Mais Mme Fontrel n'en est pas à son coup d'essai puisque le 20 octobre 2013, elle avait déjà tenue une chronique quasi-dentique, où les mêmes faux-arguments étaient avancés.
Ce qui m'amène au côté partial de cette chronique : ces arguments sont bien connus puisque ce sont exclusivement ceux des associations de défense des anciens moulins. S'il est légitime d'entendre leur avis (car le patrimoine mérite d'être défendu), Mme Fontrel n'est pas sans savoir que la gestion des milieux aquatiques, comme l'environnement en général, est un sujet mutli-acteurs, et que bien souvent n'écouter qu'un seul son de cloche est le meilleur moyen de ne connaître qu'un aspect de la réalité. J'attendais beaucoup mieux d'une journaliste (et d'une chronique portant sur l'environnement), qui est censée creuser un peu son sujet et confronter les points de vue. Un appel au syndicat de la Juine aurait été le bienvenu, par exemple... Cela aurait pu éviter nombre de contre-vérités... Ou encore contacter une association de protection de l'environnement, ou un expert de l'ONEMA par exemple. Les défenseurs de la biodiversité ne sont pas des ayatollahs comme on aimerait le faire croire, mais bien souvent des gens passionnés, proches du terrain, qui travaillent bien souvent dans des conditions difficiles (bénévolat et salaires réduits dans les associations, réduction du nombre de fonctionnaires dans les administrations).

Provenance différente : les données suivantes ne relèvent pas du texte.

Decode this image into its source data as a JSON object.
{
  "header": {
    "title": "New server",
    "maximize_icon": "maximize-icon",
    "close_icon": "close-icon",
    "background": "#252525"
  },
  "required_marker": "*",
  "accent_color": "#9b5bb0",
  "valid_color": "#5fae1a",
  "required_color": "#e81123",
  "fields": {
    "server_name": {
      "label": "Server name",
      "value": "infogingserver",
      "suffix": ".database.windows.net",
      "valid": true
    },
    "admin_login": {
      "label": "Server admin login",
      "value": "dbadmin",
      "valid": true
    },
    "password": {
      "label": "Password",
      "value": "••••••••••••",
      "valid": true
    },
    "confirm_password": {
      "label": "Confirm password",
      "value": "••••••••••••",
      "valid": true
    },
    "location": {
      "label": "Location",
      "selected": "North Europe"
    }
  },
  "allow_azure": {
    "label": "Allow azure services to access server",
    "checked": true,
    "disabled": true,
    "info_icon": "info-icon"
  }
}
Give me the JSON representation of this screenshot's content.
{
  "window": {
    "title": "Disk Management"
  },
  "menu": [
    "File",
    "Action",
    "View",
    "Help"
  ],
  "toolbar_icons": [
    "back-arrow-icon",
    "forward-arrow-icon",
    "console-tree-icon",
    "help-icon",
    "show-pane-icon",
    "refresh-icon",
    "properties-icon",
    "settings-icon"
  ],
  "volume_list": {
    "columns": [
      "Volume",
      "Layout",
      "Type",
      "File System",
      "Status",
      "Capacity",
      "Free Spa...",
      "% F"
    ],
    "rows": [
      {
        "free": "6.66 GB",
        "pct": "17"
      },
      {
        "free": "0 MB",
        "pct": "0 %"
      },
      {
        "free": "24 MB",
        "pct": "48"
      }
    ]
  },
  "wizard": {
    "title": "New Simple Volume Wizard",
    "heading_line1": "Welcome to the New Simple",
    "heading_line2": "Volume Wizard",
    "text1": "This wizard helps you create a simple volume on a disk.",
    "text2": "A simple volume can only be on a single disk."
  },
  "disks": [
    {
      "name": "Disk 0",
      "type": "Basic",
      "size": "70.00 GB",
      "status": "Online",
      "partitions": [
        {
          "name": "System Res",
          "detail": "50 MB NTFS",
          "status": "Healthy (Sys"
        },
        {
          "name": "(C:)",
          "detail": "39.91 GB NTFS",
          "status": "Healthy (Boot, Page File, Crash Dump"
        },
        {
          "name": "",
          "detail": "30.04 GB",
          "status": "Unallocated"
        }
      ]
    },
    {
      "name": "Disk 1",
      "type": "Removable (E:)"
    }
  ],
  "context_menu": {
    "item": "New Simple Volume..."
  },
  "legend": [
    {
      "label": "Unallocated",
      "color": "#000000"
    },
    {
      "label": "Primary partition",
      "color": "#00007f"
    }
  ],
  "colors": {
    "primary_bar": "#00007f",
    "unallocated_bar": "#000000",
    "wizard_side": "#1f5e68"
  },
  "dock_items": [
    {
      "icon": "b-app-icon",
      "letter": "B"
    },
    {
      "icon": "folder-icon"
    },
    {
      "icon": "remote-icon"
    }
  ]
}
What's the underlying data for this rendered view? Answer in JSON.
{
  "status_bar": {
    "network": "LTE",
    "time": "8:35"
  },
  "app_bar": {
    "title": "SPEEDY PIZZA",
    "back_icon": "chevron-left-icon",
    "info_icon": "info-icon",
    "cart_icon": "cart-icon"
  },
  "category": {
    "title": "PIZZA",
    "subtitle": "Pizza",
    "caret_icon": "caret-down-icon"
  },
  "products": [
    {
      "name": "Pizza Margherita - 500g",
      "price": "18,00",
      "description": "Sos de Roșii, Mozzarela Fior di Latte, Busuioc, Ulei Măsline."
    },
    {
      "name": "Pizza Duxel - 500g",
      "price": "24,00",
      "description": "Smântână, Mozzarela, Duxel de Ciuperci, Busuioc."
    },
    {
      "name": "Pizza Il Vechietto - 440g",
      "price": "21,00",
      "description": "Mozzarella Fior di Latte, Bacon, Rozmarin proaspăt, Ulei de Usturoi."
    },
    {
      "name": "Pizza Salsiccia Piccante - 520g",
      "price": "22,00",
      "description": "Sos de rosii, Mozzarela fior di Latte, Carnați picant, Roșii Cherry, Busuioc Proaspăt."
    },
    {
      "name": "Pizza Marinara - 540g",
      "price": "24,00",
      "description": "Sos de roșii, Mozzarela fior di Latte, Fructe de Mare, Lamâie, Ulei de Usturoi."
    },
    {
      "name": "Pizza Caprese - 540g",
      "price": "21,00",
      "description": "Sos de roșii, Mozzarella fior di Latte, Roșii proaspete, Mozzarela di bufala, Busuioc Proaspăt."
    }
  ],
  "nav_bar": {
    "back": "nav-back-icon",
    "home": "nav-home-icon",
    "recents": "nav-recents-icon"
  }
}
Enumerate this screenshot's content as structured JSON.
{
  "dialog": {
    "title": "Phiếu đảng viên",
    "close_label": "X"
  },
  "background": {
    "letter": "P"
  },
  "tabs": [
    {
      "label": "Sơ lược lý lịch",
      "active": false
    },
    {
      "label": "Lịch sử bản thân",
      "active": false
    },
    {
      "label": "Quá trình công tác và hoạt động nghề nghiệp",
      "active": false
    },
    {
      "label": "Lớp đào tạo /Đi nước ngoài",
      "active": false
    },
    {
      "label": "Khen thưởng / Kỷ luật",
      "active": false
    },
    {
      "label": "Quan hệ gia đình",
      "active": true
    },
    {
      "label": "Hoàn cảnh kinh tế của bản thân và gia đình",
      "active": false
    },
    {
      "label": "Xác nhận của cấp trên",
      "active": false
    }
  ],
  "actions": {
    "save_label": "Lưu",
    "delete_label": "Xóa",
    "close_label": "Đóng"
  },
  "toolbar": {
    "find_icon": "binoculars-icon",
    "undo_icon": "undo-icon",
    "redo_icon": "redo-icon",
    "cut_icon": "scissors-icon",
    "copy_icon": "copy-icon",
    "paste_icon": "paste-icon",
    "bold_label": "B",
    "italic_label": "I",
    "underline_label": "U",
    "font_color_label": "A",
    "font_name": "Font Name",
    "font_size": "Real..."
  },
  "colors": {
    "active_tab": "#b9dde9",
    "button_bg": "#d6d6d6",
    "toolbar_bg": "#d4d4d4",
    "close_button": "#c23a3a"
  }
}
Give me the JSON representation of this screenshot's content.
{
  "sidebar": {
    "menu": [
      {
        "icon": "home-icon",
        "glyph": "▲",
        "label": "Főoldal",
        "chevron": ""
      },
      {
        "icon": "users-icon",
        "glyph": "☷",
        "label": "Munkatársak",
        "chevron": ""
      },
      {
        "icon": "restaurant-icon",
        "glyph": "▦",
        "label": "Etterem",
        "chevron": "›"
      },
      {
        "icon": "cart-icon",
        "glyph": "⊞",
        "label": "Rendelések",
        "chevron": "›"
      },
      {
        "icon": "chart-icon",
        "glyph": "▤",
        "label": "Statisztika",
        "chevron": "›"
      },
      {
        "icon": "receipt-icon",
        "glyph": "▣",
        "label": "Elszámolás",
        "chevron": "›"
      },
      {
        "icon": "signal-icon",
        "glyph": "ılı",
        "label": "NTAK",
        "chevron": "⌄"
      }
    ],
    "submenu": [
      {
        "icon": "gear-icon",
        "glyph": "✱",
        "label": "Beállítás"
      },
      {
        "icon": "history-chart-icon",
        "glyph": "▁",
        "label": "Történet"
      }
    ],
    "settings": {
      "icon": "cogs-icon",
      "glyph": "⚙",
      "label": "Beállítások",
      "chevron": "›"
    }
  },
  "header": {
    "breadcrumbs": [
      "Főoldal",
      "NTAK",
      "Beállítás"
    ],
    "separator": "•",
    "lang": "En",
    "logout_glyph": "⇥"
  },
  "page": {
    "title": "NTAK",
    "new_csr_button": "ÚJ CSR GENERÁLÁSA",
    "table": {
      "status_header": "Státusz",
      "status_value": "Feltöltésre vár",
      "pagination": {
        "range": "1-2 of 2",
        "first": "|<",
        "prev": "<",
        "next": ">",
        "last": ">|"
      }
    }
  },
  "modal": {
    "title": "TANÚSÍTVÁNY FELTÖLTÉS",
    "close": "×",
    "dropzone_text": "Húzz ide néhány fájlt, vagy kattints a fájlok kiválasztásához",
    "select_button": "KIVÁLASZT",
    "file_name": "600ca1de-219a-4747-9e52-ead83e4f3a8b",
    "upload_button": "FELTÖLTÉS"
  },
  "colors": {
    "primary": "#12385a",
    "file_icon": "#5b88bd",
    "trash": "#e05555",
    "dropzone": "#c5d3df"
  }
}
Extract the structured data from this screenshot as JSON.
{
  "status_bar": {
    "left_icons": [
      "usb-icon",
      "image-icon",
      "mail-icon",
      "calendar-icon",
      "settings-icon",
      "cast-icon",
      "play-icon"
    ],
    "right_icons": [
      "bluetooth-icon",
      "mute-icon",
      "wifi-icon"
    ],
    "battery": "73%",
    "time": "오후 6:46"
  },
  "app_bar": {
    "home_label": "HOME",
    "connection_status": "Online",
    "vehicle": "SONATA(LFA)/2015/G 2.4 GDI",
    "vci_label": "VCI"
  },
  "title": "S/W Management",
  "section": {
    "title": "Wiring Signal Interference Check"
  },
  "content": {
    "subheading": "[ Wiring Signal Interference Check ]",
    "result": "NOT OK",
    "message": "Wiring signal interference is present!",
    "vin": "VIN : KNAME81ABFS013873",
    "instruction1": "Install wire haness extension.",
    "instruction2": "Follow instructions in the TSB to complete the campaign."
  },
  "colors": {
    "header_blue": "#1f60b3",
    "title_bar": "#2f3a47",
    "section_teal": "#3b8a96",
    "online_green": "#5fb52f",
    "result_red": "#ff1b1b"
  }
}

J'ai l'habitude d'écouter cette chronique et de lui accorder du crédit. Je serai désormais beaucoup plus vigilant quand à la véracité des propos qui sont tenus.

Cordialement,

Adrien LAUNAY

La Médiatrice Radio France vous répond
06/03/2017 - 18:01

Voici la réponse de Nathalie Fontrel :

Merci pour ce message. j’ai parlé de la Juine ce matin là pas parce que je suis harcelée par les proprîétaires de moulin mais parce qu’elle coule au pied de mon terrain. je l’ai arpentée depuis que je sais marcher. je connais tous les moulins. mon grand père était pêcheur il en sortait des brochets des truites des gardons . les moulins étaient là et le poisson aussi.

ILs n’y sont plus. c’est le vide. Et ce n’est pas à cause des moulins. C’est à cause des rejets d’eaux usées et des phyto.

Le mouin en question en bas de chez moi est habité. Je ne connais même pas les prorpiétaires. mais je connais la Juine. je m’y trempe encore (chut ! c’est interdit).

Quand je vois le massacre au faucardage je suis effondrée. j’en ai vu d’autre sur d’autre cours d’eau. Mais à quoi bon préserver les frayères puisqu’il n’y a plus de poisson.